La mujer quiebra el silencio y lo que dice me deja helado.
—Como cuando mirabas los huesos de ratón formar figuras en la esterilla.
Veo en la pantalla que quita el filtro de voz, la aplicación que sirve para que cada uno de nosotros escuche en su propio idioma las palabras de los habitantes de cientos de planetas diferentes. Escucho hablar mi idioma a la perfección con todas las inflexiones y musicalidad de la gente del desierto. Las palabras cansinas de los buscadores de agua, el viento de la tarde arriando los animales rústicos, el canto de los pastores cuando se reúnen en la noche a hablar de las leyendas que durante miles de años han repetido casi sin cambiar de palabras. Esa mujer está hablando mi lengua a la perfección porque es de mi planeta.
—Tu mundo de programas y conocimientos ya fue concebido e incorporado a ti antes de tu nacimiento. Tu presente es solo la consumación de las ideas de tu gente, de tu sangre, de tus pares que te protegieron durante años con admiración y respeto. Sabían que algún día serías la memoria viva de todos. Pensaste que te odiaban pero no es así. Tu abuelo y tu gente permitieron que vinieras aquí a sumergirte en este laberinto de sentencias y códigos que tan bien dominas. Pero no lo estás haciendo solo, hay otros detrás de ti.
Me quedo por un momento mirando la pantalla. Ahora la mujer ha quitado los filtros de la aplicación y se muestra tal cual es, con su piel hecha para resistir el sol abrazador del desierto y los ojos rasgados y amarillos de nuestra gente. Jamás pensé que iba a volver a verla pero está ahí, delante de mí, en la pantalla.
—Te busqué por media Tierra— me dice Sannia.

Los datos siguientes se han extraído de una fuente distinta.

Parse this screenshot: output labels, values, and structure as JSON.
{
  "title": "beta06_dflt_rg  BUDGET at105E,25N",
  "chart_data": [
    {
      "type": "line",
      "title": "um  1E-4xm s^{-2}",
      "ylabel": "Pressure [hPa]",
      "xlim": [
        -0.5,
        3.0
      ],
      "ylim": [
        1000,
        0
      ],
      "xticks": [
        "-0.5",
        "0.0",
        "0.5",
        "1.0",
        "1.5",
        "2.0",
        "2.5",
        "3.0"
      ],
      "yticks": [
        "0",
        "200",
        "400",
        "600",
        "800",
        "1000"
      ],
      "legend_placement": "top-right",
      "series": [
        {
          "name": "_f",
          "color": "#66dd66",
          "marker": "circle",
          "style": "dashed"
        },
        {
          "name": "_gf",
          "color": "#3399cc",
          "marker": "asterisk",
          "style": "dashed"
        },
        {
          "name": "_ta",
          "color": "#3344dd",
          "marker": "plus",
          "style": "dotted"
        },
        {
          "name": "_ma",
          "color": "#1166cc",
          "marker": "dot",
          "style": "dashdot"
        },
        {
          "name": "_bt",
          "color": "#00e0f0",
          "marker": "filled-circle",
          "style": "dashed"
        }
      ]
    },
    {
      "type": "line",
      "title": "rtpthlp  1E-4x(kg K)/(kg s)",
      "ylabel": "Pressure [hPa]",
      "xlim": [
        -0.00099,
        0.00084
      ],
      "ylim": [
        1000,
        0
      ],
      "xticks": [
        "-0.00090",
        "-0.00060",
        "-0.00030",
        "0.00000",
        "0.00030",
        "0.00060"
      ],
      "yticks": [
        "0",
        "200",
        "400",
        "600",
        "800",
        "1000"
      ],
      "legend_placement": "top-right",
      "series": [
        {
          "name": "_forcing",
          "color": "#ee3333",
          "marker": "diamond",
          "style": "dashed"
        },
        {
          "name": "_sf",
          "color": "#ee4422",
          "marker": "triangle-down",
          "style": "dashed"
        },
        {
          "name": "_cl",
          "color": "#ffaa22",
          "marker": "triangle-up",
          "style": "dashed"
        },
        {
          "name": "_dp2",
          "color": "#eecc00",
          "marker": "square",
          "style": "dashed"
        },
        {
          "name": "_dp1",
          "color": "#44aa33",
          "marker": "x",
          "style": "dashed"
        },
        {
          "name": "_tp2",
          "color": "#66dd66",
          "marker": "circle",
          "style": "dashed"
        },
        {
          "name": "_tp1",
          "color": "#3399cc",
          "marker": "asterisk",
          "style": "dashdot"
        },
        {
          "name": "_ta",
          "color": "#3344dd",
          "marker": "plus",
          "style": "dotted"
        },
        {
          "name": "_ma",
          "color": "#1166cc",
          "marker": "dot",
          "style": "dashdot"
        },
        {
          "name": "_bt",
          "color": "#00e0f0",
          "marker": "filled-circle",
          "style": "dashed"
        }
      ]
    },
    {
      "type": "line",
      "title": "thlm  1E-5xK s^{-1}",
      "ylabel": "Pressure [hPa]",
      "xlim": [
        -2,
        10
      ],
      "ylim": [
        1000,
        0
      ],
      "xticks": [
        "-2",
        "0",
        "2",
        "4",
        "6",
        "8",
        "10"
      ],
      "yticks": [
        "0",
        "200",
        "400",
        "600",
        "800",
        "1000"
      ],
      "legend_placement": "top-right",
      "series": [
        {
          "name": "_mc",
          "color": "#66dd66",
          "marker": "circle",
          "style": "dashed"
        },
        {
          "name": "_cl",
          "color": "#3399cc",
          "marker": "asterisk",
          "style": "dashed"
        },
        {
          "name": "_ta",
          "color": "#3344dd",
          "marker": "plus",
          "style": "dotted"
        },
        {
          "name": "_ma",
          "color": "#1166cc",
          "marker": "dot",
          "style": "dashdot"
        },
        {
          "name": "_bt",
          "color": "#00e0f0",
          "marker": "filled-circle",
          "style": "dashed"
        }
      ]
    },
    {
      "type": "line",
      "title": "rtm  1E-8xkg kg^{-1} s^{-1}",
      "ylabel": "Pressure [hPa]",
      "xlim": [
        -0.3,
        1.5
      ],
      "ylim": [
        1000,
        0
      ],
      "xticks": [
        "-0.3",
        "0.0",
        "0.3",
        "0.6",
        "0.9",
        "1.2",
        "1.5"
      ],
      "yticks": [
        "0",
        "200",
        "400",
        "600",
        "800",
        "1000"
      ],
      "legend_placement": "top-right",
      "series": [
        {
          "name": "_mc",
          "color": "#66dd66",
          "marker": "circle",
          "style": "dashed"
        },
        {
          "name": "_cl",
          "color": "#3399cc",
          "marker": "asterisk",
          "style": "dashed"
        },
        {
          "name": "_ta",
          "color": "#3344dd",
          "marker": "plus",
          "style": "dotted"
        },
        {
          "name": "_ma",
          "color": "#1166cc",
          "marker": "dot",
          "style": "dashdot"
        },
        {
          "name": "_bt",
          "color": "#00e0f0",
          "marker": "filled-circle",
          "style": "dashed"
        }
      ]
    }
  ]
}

Creo que me desmayo sobre la mesa.
***
El viejo, de piel curtida por los años y el sol, avanza despacio. La muchacha lo acompaña hasta un grupo de arbustos, apenas un destello de vida en el paisaje infernal. Nada es sin un porqué, piensa el anciano mientras juguetea con unos huesos que oculta entre las manos bajo la túnica. La chica sabe que es un hombre sabio, y que cada palabra suya es un tesoro de experiencias y conocimiento.

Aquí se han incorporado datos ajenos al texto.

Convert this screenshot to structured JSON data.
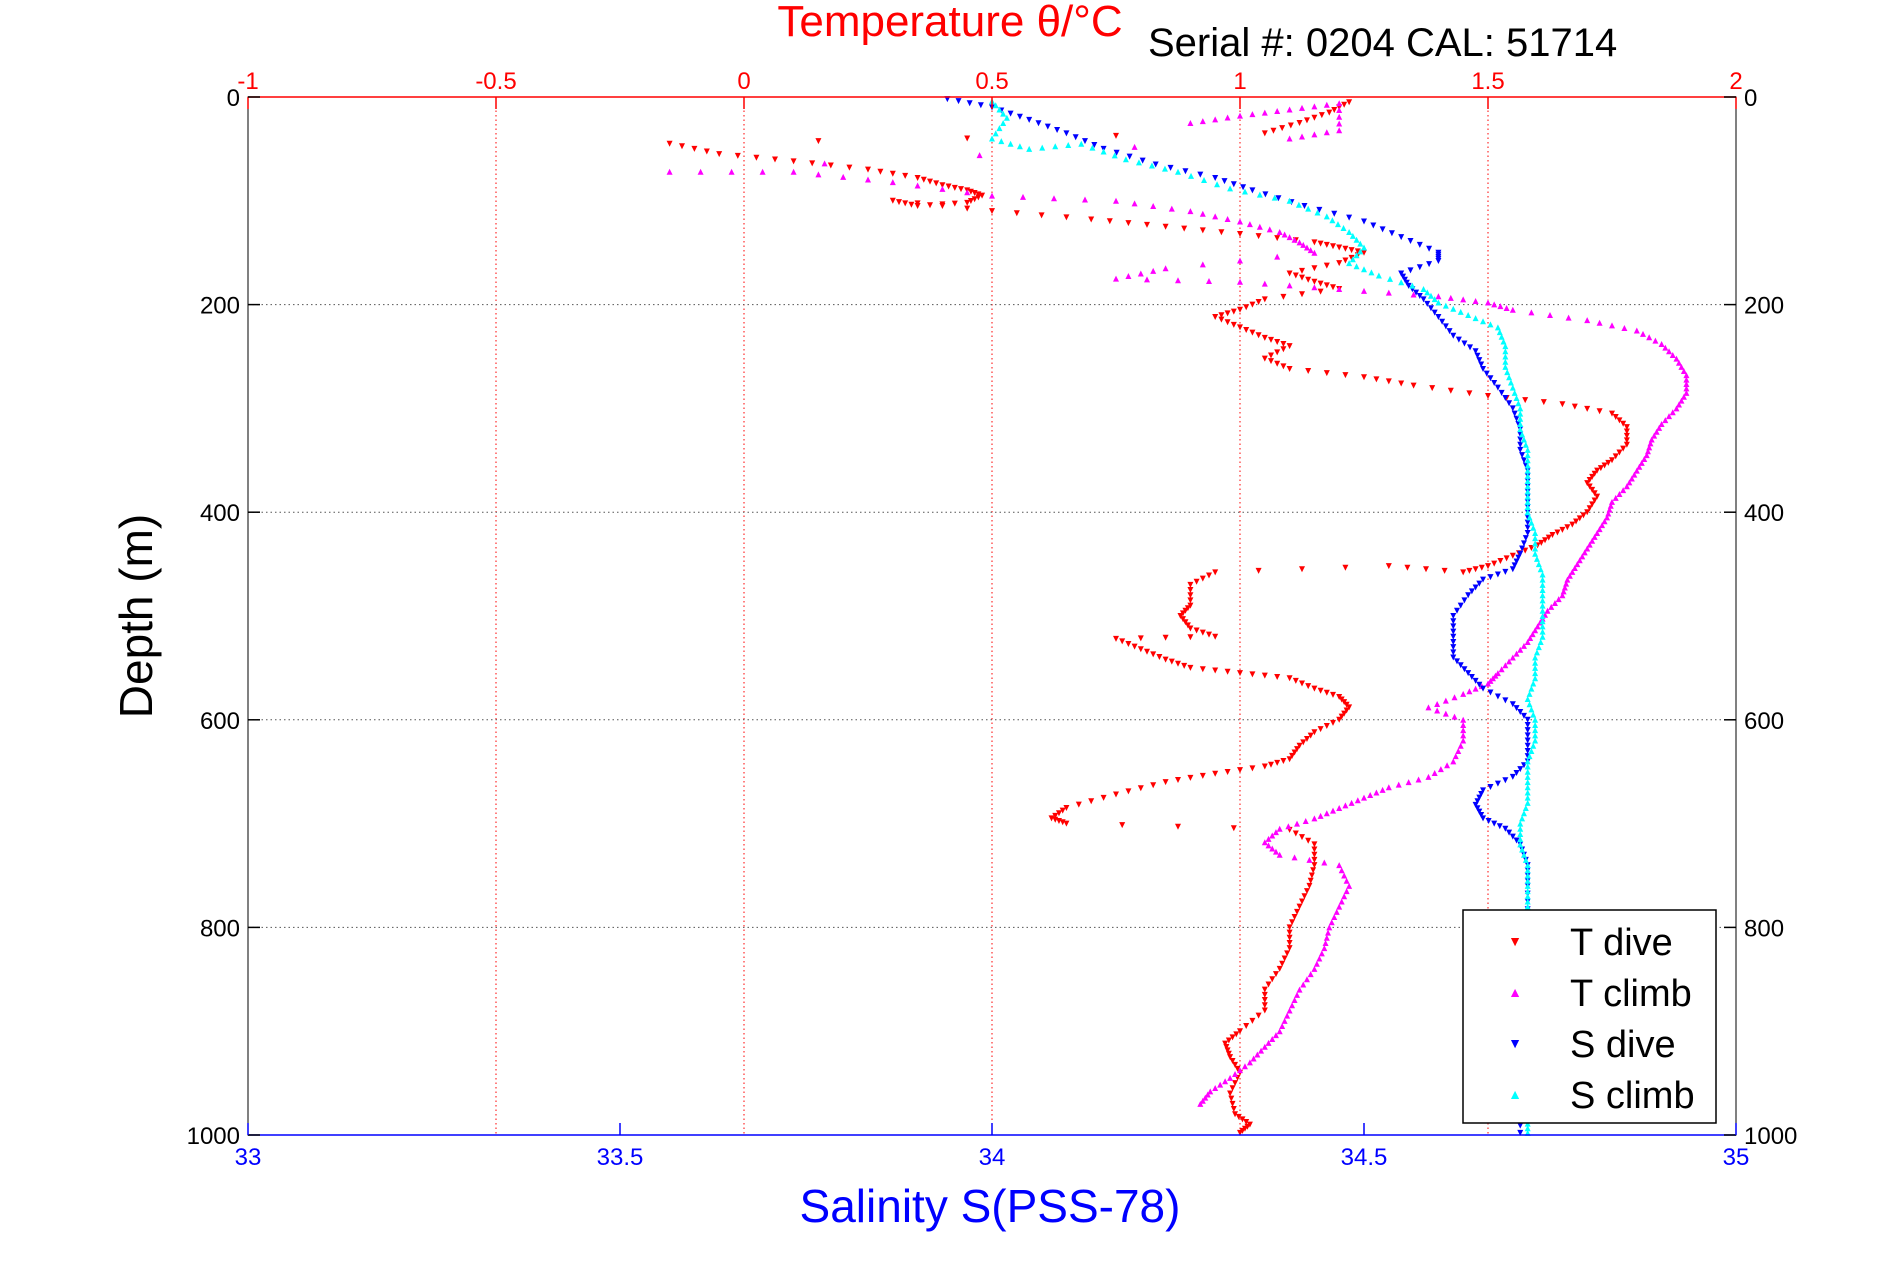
{
  "chart_data": {
    "type": "scatter",
    "title_top": "Temperature θ/°C",
    "serial_label": "Serial #: 0204  CAL: 51714",
    "ylabel": "Depth (m)",
    "xlabel_bottom": "Salinity S(PSS-78)",
    "ylim": [
      1000,
      0
    ],
    "yticks": [
      0,
      200,
      400,
      600,
      800,
      1000
    ],
    "top_axis": {
      "lim": [
        -1,
        2
      ],
      "ticks": [
        -1,
        -0.5,
        0,
        0.5,
        1,
        1.5,
        2
      ],
      "tick_labels": [
        "-1",
        "-0.5",
        "0",
        "0.5",
        "1",
        "1.5",
        "2"
      ],
      "color": "#ff0000"
    },
    "bottom_axis": {
      "lim": [
        33,
        35
      ],
      "ticks": [
        33,
        33.5,
        34,
        34.5,
        35
      ],
      "tick_labels": [
        "33",
        "33.5",
        "34",
        "34.5",
        "35"
      ],
      "color": "#0000ff"
    },
    "grid": true,
    "legend_position": "bottom-right",
    "series": [
      {
        "name": "T dive",
        "axis": "top",
        "color": "#ff0000",
        "marker": "triangle-down",
        "points": [
          [
            1.22,
            5
          ],
          [
            1.18,
            15
          ],
          [
            1.12,
            25
          ],
          [
            1.05,
            35
          ],
          [
            -0.15,
            45
          ],
          [
            -0.05,
            55
          ],
          [
            0.1,
            62
          ],
          [
            0.25,
            70
          ],
          [
            0.35,
            78
          ],
          [
            0.4,
            85
          ],
          [
            0.45,
            90
          ],
          [
            0.48,
            95
          ],
          [
            0.45,
            102
          ],
          [
            0.35,
            105
          ],
          [
            0.3,
            100
          ],
          [
            0.5,
            110
          ],
          [
            0.7,
            118
          ],
          [
            0.85,
            125
          ],
          [
            1.0,
            132
          ],
          [
            1.15,
            140
          ],
          [
            1.2,
            145
          ],
          [
            1.25,
            150
          ],
          [
            1.2,
            160
          ],
          [
            1.1,
            170
          ],
          [
            1.15,
            178
          ],
          [
            1.2,
            185
          ],
          [
            1.05,
            195
          ],
          [
            1.0,
            205
          ],
          [
            0.95,
            212
          ],
          [
            1.0,
            222
          ],
          [
            1.05,
            232
          ],
          [
            1.1,
            240
          ],
          [
            1.05,
            252
          ],
          [
            1.1,
            262
          ],
          [
            1.25,
            270
          ],
          [
            1.35,
            278
          ],
          [
            1.5,
            288
          ],
          [
            1.65,
            296
          ],
          [
            1.75,
            305
          ],
          [
            1.78,
            318
          ],
          [
            1.78,
            335
          ],
          [
            1.75,
            350
          ],
          [
            1.72,
            360
          ],
          [
            1.7,
            372
          ],
          [
            1.72,
            385
          ],
          [
            1.7,
            400
          ],
          [
            1.67,
            412
          ],
          [
            1.63,
            422
          ],
          [
            1.6,
            432
          ],
          [
            1.55,
            442
          ],
          [
            1.5,
            452
          ],
          [
            1.45,
            458
          ],
          [
            1.3,
            452
          ],
          [
            0.95,
            458
          ],
          [
            0.9,
            470
          ],
          [
            0.9,
            490
          ],
          [
            0.88,
            500
          ],
          [
            0.9,
            512
          ],
          [
            0.95,
            520
          ],
          [
            0.75,
            522
          ],
          [
            0.8,
            532
          ],
          [
            0.85,
            542
          ],
          [
            0.9,
            550
          ],
          [
            1.0,
            555
          ],
          [
            1.1,
            560
          ],
          [
            1.15,
            570
          ],
          [
            1.2,
            578
          ],
          [
            1.22,
            588
          ],
          [
            1.2,
            600
          ],
          [
            1.15,
            612
          ],
          [
            1.12,
            625
          ],
          [
            1.1,
            638
          ],
          [
            1.05,
            645
          ],
          [
            0.95,
            652
          ],
          [
            0.85,
            660
          ],
          [
            0.75,
            672
          ],
          [
            0.65,
            685
          ],
          [
            0.62,
            695
          ],
          [
            0.65,
            700
          ],
          [
            1.1,
            706
          ],
          [
            1.15,
            720
          ],
          [
            1.15,
            740
          ],
          [
            1.14,
            760
          ],
          [
            1.12,
            780
          ],
          [
            1.1,
            800
          ],
          [
            1.1,
            820
          ],
          [
            1.08,
            840
          ],
          [
            1.05,
            860
          ],
          [
            1.05,
            880
          ],
          [
            1.0,
            900
          ],
          [
            0.97,
            912
          ],
          [
            0.98,
            925
          ],
          [
            1.0,
            940
          ],
          [
            0.98,
            960
          ],
          [
            0.99,
            980
          ],
          [
            1.02,
            990
          ],
          [
            1.0,
            998
          ]
        ]
      },
      {
        "name": "T climb",
        "axis": "top",
        "color": "#ff00ff",
        "marker": "triangle-up",
        "points": [
          [
            0.9,
            25
          ],
          [
            1.0,
            18
          ],
          [
            1.1,
            12
          ],
          [
            1.2,
            6
          ],
          [
            1.2,
            32
          ],
          [
            1.1,
            40
          ],
          [
            -0.15,
            72
          ],
          [
            0.1,
            72
          ],
          [
            0.3,
            82
          ],
          [
            0.5,
            95
          ],
          [
            0.75,
            100
          ],
          [
            0.9,
            110
          ],
          [
            1.0,
            120
          ],
          [
            1.08,
            130
          ],
          [
            1.12,
            140
          ],
          [
            1.15,
            150
          ],
          [
            0.85,
            165
          ],
          [
            0.75,
            175
          ],
          [
            1.0,
            178
          ],
          [
            1.2,
            185
          ],
          [
            1.4,
            192
          ],
          [
            1.5,
            198
          ],
          [
            1.55,
            205
          ],
          [
            1.7,
            215
          ],
          [
            1.8,
            225
          ],
          [
            1.85,
            238
          ],
          [
            1.88,
            252
          ],
          [
            1.9,
            268
          ],
          [
            1.9,
            285
          ],
          [
            1.88,
            300
          ],
          [
            1.85,
            315
          ],
          [
            1.83,
            330
          ],
          [
            1.82,
            345
          ],
          [
            1.8,
            360
          ],
          [
            1.78,
            375
          ],
          [
            1.75,
            390
          ],
          [
            1.74,
            405
          ],
          [
            1.72,
            420
          ],
          [
            1.7,
            435
          ],
          [
            1.68,
            450
          ],
          [
            1.66,
            465
          ],
          [
            1.65,
            480
          ],
          [
            1.62,
            495
          ],
          [
            1.6,
            510
          ],
          [
            1.58,
            525
          ],
          [
            1.55,
            540
          ],
          [
            1.52,
            555
          ],
          [
            1.5,
            565
          ],
          [
            1.45,
            575
          ],
          [
            1.38,
            588
          ],
          [
            1.45,
            600
          ],
          [
            1.45,
            620
          ],
          [
            1.43,
            640
          ],
          [
            1.38,
            655
          ],
          [
            1.3,
            665
          ],
          [
            1.25,
            675
          ],
          [
            1.2,
            685
          ],
          [
            1.15,
            695
          ],
          [
            1.08,
            705
          ],
          [
            1.05,
            718
          ],
          [
            1.08,
            730
          ],
          [
            1.2,
            740
          ],
          [
            1.22,
            760
          ],
          [
            1.2,
            780
          ],
          [
            1.18,
            800
          ],
          [
            1.17,
            820
          ],
          [
            1.15,
            840
          ],
          [
            1.12,
            860
          ],
          [
            1.1,
            880
          ],
          [
            1.08,
            900
          ],
          [
            1.05,
            915
          ],
          [
            1.02,
            930
          ],
          [
            0.98,
            945
          ],
          [
            0.94,
            958
          ],
          [
            0.92,
            970
          ]
        ]
      },
      {
        "name": "S dive",
        "axis": "bottom",
        "color": "#0000ff",
        "marker": "triangle-down",
        "points": [
          [
            33.94,
            2
          ],
          [
            34.0,
            10
          ],
          [
            34.05,
            22
          ],
          [
            34.1,
            35
          ],
          [
            34.15,
            50
          ],
          [
            34.22,
            65
          ],
          [
            34.3,
            78
          ],
          [
            34.35,
            90
          ],
          [
            34.42,
            105
          ],
          [
            34.5,
            120
          ],
          [
            34.55,
            135
          ],
          [
            34.6,
            150
          ],
          [
            34.6,
            158
          ],
          [
            34.55,
            170
          ],
          [
            34.56,
            182
          ],
          [
            34.58,
            195
          ],
          [
            34.6,
            212
          ],
          [
            34.62,
            230
          ],
          [
            34.65,
            245
          ],
          [
            34.66,
            262
          ],
          [
            34.68,
            280
          ],
          [
            34.7,
            300
          ],
          [
            34.71,
            320
          ],
          [
            34.71,
            340
          ],
          [
            34.72,
            360
          ],
          [
            34.72,
            380
          ],
          [
            34.72,
            400
          ],
          [
            34.72,
            420
          ],
          [
            34.71,
            440
          ],
          [
            34.7,
            455
          ],
          [
            34.66,
            465
          ],
          [
            34.64,
            480
          ],
          [
            34.62,
            500
          ],
          [
            34.62,
            520
          ],
          [
            34.62,
            540
          ],
          [
            34.64,
            555
          ],
          [
            34.66,
            570
          ],
          [
            34.7,
            585
          ],
          [
            34.72,
            600
          ],
          [
            34.72,
            620
          ],
          [
            34.72,
            640
          ],
          [
            34.7,
            655
          ],
          [
            34.66,
            668
          ],
          [
            34.65,
            682
          ],
          [
            34.66,
            695
          ],
          [
            34.69,
            705
          ],
          [
            34.71,
            720
          ],
          [
            34.72,
            740
          ],
          [
            34.72,
            760
          ],
          [
            34.72,
            790
          ],
          [
            34.72,
            820
          ],
          [
            34.72,
            850
          ],
          [
            34.72,
            880
          ],
          [
            34.72,
            910
          ],
          [
            34.71,
            940
          ],
          [
            34.71,
            970
          ],
          [
            34.71,
            998
          ]
        ]
      },
      {
        "name": "S climb",
        "axis": "bottom",
        "color": "#00ffff",
        "marker": "triangle-up",
        "points": [
          [
            34.0,
            4
          ],
          [
            34.02,
            20
          ],
          [
            34.0,
            40
          ],
          [
            34.05,
            50
          ],
          [
            34.12,
            45
          ],
          [
            34.18,
            60
          ],
          [
            34.25,
            72
          ],
          [
            34.32,
            88
          ],
          [
            34.4,
            100
          ],
          [
            34.45,
            115
          ],
          [
            34.48,
            130
          ],
          [
            34.5,
            145
          ],
          [
            34.48,
            160
          ],
          [
            34.52,
            172
          ],
          [
            34.58,
            185
          ],
          [
            34.6,
            198
          ],
          [
            34.64,
            210
          ],
          [
            34.68,
            222
          ],
          [
            34.69,
            240
          ],
          [
            34.69,
            260
          ],
          [
            34.7,
            280
          ],
          [
            34.71,
            300
          ],
          [
            34.71,
            320
          ],
          [
            34.72,
            340
          ],
          [
            34.72,
            360
          ],
          [
            34.72,
            380
          ],
          [
            34.72,
            400
          ],
          [
            34.73,
            420
          ],
          [
            34.73,
            440
          ],
          [
            34.74,
            460
          ],
          [
            34.74,
            480
          ],
          [
            34.74,
            500
          ],
          [
            34.74,
            520
          ],
          [
            34.73,
            540
          ],
          [
            34.73,
            560
          ],
          [
            34.72,
            580
          ],
          [
            34.73,
            600
          ],
          [
            34.73,
            620
          ],
          [
            34.72,
            640
          ],
          [
            34.72,
            660
          ],
          [
            34.72,
            680
          ],
          [
            34.71,
            700
          ],
          [
            34.71,
            720
          ],
          [
            34.72,
            740
          ],
          [
            34.72,
            760
          ],
          [
            34.72,
            780
          ],
          [
            34.72,
            800
          ],
          [
            34.72,
            830
          ],
          [
            34.72,
            860
          ],
          [
            34.72,
            890
          ],
          [
            34.72,
            920
          ],
          [
            34.72,
            950
          ],
          [
            34.72,
            980
          ],
          [
            34.72,
            998
          ]
        ]
      }
    ]
  }
}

Con las últimas fuerzas que le quedan, el hombre se agacha y mira el sol rojizo que se esconde tras el horizonte. La noche llegará en minutos, vestida de aire frío y recuerdos.
—Siempre supe que él estaba destinado a vivir muy lejos de aquí. Sin embargo, lo siento cerca, como si nunca se hubiera ido —murmura, mientras arroja los huesos sobre una esterilla que la muchacha ha extendido sobre la arena. El anciano observa el dibujo formado por las tabas y se vuelve de pronto reflexivo, su rostro iluminado por una introspección que lo embellece. La chica lo contempla con admiración.

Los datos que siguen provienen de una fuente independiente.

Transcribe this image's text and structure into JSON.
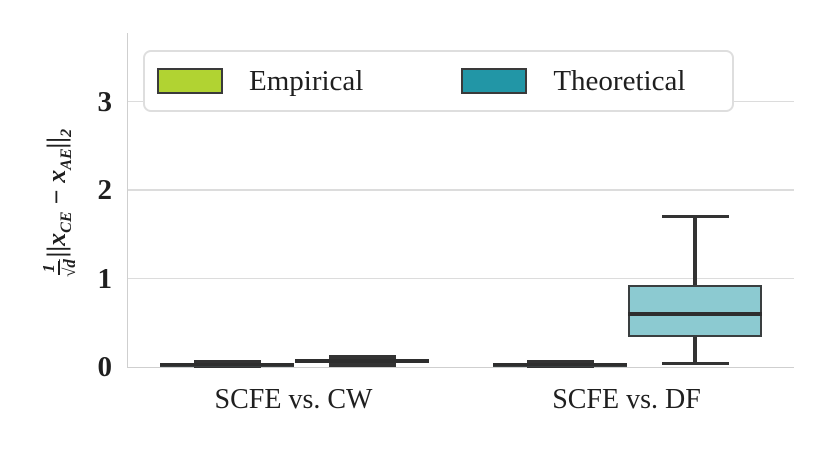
{
  "colors": {
    "empirical": "#b1d332",
    "theoretical": "#2296a6",
    "theoretical_box_fill": "#8ccad1",
    "line": "#333333",
    "grid": "#dcdcdc",
    "text": "#1f1f1f"
  },
  "legend": {
    "items": [
      {
        "label": "Empirical",
        "color": "#b1d332"
      },
      {
        "label": "Theoretical",
        "color": "#2296a6"
      }
    ]
  },
  "axes": {
    "ylabel": {
      "frac_num": "1",
      "frac_sqrt": "√",
      "frac_sqrt_arg": "d",
      "norm_open": "||",
      "x1": "x",
      "sub1": "CE",
      "minus": " − ",
      "x2": "x",
      "sub2": "AE",
      "norm_close": "||",
      "norm_sub": "2"
    }
  },
  "chart_data": {
    "type": "boxplot",
    "title": "",
    "categories": [
      "SCFE vs. CW",
      "SCFE vs. DF"
    ],
    "ylabel": "(1/sqrt(d))||x_CE - x_AE||_2",
    "yticks": [
      0,
      1,
      2,
      3
    ],
    "ylim": [
      0,
      3.77
    ],
    "grid": "horizontal",
    "legend_position": "upper left",
    "series": [
      {
        "name": "Empirical",
        "box_fill": "#b1d332",
        "stats": [
          {
            "whislo": 0.01,
            "q1": 0.02,
            "med": 0.03,
            "q3": 0.045,
            "whishi": 0.06
          },
          {
            "whislo": 0.01,
            "q1": 0.02,
            "med": 0.03,
            "q3": 0.045,
            "whishi": 0.06
          }
        ]
      },
      {
        "name": "Theoretical",
        "box_fill": "#8ccad1",
        "stats": [
          {
            "whislo": 0.02,
            "q1": 0.05,
            "med": 0.07,
            "q3": 0.09,
            "whishi": 0.115
          },
          {
            "whislo": 0.04,
            "q1": 0.34,
            "med": 0.6,
            "q3": 0.93,
            "whishi": 1.7
          }
        ]
      }
    ]
  }
}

—¿Sabes una cosa? Él lleva consigo la tradición de su pueblo. Ese mundo irreal de sentencias y órdenes que da a sus máquinas tiene mucho que ver con la sabiduría de todos nosotros. Pronto no quedará ninguno de los nuestros. Lo soñé hace muchos años, cuando tenía la misma edad que él al partir. Soy su abuelo; lleva mi sangre y puse en él los recuerdos y vivencias de miles de individuos. Era el más preparado, por eso lo hice.
La muchacha asiente, embelesada por la puesta del sol.
—Si te quedas aquí, desaparecerás, y él quedará solo, sin contacto con nosotros. Un mercader de la ciudad partirá en unos días hacia el planeta azul, donde vive y se gana el sustento. Ya he hecho los arreglos para que viajes segura y seas bien recibida. No me animaba a enviarte por tu juventud, pero a veces la necesidad no distingue edades. Tú irás a buscarlo.
***
Concertamos un encuentro para dentro de poco tiempo. Está aquí en la Tierra. Necesitamos vernos, tocarnos y hablar de todo un poco. De nuestra gente, del destino del pueblo, de los desastres de la guerra. Sé que no estoy solo y que todo lo que programé en los últimos años contiene la esencia de mi pueblo. Ahora tengo un fin en el universo y es reconstruir la tradición a través de mi ciencia y del amor de Sannia.
El reencuentro con nuestra memoria ancestral será nuestro mejor programa.